Cara Mengatasi Medan Sulit Saat Mendaki

By | August 18, 2020

GPS berfungsi untuk memantau dan melacak lokasi dari kendaraan Anda. Gps mobil merupakan perangkat penting yang wajib dimiliki oleh Anda setiap pemilik kendaraan untuk mengantisipasi berbagai kemungkinan buruk pada kendaraannya.

Jika Anda mendaki di medan yang relatif datar dan biasa, Anda harus dapat menjaga kecepatan dengan istirahat yang teratur (singkat). Berbagai jenis medan, seperti lereng yang curam atau licin, anak sungai, atau bahkan jalur dengan ketinggian yang lebih tinggi membuat hal itu sangat sulit dan teknik Anda perlu disesuaikan agar sesuai dengan situasi.

Lereng Dan Dataran Ketinggian Yang Lebih Tinggi

Perubahan terbesar saat mendaki ke atas bukit atau di tempat yang lebih tinggi adalah jumlah tekanan yang dibutuhkan untuk menempuh jarak yang sama. Menanjak berarti Anda melawan gravitasi dan akan membutuhkan lebih banyak energi untuk melakukannya.

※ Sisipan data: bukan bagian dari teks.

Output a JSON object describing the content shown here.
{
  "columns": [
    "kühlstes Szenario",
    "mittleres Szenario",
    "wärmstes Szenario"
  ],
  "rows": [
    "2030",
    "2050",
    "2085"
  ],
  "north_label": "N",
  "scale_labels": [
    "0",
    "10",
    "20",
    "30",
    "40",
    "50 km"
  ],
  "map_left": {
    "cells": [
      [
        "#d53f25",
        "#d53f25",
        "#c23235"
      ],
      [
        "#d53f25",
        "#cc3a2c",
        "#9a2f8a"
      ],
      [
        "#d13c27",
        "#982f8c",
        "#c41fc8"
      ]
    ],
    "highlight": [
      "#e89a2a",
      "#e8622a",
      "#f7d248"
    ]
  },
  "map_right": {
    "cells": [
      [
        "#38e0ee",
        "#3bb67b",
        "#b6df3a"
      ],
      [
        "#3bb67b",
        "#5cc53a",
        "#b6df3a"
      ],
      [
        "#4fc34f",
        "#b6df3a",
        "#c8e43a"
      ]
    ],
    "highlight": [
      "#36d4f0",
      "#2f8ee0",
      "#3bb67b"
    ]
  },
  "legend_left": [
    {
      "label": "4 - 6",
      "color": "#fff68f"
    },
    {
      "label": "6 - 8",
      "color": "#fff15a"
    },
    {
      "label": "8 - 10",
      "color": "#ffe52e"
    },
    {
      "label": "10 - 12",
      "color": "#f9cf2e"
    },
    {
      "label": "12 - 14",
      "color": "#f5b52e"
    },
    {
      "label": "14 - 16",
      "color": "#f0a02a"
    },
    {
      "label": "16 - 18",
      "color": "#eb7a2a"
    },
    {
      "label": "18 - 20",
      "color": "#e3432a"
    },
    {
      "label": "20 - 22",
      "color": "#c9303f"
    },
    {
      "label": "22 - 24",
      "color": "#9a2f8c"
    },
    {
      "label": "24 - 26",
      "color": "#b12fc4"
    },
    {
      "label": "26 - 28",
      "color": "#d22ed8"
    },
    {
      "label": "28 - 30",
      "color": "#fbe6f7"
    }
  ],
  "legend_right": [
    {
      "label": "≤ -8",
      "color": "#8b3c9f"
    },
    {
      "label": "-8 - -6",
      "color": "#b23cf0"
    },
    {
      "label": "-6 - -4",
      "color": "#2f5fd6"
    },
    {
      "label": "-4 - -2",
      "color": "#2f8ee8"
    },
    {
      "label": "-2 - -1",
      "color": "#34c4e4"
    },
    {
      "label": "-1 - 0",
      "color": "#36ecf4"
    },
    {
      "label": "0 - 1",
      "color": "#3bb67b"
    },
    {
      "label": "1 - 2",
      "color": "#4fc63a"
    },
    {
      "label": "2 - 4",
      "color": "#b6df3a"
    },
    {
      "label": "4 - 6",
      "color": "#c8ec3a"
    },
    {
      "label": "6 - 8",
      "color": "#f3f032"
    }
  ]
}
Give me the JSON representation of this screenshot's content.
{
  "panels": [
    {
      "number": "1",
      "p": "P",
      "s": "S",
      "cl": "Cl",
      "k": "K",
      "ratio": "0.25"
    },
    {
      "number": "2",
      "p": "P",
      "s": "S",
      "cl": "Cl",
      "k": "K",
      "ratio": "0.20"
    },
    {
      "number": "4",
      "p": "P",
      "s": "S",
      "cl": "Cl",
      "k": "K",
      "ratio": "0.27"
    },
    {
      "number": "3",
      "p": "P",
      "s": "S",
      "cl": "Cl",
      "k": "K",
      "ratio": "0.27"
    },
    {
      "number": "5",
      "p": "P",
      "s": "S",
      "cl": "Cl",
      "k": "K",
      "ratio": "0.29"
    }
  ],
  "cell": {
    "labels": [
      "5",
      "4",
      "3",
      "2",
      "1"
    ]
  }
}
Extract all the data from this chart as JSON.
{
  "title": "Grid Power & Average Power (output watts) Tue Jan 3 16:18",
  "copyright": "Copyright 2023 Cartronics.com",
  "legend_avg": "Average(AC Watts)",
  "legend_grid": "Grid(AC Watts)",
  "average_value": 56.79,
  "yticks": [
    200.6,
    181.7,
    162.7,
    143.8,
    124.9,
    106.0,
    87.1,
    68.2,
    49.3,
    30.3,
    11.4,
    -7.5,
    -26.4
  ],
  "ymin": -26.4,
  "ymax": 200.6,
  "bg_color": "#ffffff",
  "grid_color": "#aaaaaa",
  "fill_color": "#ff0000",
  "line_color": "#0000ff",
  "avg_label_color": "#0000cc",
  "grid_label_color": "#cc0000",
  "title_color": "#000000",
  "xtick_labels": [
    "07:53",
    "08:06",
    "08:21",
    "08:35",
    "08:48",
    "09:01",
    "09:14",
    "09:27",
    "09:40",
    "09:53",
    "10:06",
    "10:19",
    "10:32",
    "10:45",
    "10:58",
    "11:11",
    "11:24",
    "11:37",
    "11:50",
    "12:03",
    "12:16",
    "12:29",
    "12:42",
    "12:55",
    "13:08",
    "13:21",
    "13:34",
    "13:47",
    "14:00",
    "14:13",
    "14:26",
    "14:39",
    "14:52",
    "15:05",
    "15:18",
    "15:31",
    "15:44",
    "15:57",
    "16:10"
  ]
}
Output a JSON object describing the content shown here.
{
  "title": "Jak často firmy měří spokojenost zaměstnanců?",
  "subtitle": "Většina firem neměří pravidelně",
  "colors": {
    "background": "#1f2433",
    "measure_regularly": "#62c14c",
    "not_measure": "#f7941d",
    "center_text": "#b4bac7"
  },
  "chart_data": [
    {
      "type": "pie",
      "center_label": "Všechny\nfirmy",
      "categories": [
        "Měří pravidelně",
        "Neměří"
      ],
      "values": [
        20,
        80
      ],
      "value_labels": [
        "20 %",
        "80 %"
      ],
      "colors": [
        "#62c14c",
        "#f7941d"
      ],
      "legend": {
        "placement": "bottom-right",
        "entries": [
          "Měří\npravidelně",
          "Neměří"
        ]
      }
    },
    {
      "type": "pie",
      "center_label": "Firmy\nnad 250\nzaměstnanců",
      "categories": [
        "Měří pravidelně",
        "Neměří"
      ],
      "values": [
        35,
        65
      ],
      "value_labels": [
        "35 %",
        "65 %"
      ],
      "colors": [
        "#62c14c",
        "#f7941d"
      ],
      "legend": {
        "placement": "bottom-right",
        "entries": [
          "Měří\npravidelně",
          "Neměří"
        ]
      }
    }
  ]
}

Di tempat yang lebih tinggi, oksigen di udara berkurang dan jantung Anda harus bekerja lebih keras untuk mendapatkan oksigen yang diperlukan ke tubuh Anda. Hal-hal ini perlu diingat saat menangani jenis pendakian ini. Pantau detak jantung Anda untuk memastikan Anda tidak terlalu banyak bekerja. Saat istirahat, seharusnya sekitar 70 detak per menit (BPM) dan latihan keras dapat menghasilkan 120-130 BPM untuk periode waktu yang lebih singkat.

Idealnya, Anda ingin tetap berada di kisaran rendah hingga menengah untuk sebagian besar pendakian Anda. Jika Anda membiarkan detak jantung Anda menjadi terlalu tinggi untuk waktu yang lama, Anda bisa berakhir dengan Sindrom Ketinggian Tinggi, yang juga dikenal sebagai Penyakit Gunung Akut.

Sungai, Danau & Air Lainnya

Mendaki dalam kondisi basah juga membutuhkan lebih banyak energi, tetapi juga berarti Anda lebih cenderung basah, yang dapat menyebabkan masalah lain termasuk ketidaknyamanan, lecet, dan hilangnya panas tubuh.

Mengenakan perlengkapan mendaki yang tepat penting di lingkungan ini. Pastikan sepatu bot Anda tahan air dan cukup tinggi sehingga tidak akan benar-benar terendam. Penting juga untuk mengenakan pakaian tahan air dan memiliki tas punggung yang tahan air untuk menjaga perlengkapan, makanan, dan barang lain yang Anda bawa tetap kering.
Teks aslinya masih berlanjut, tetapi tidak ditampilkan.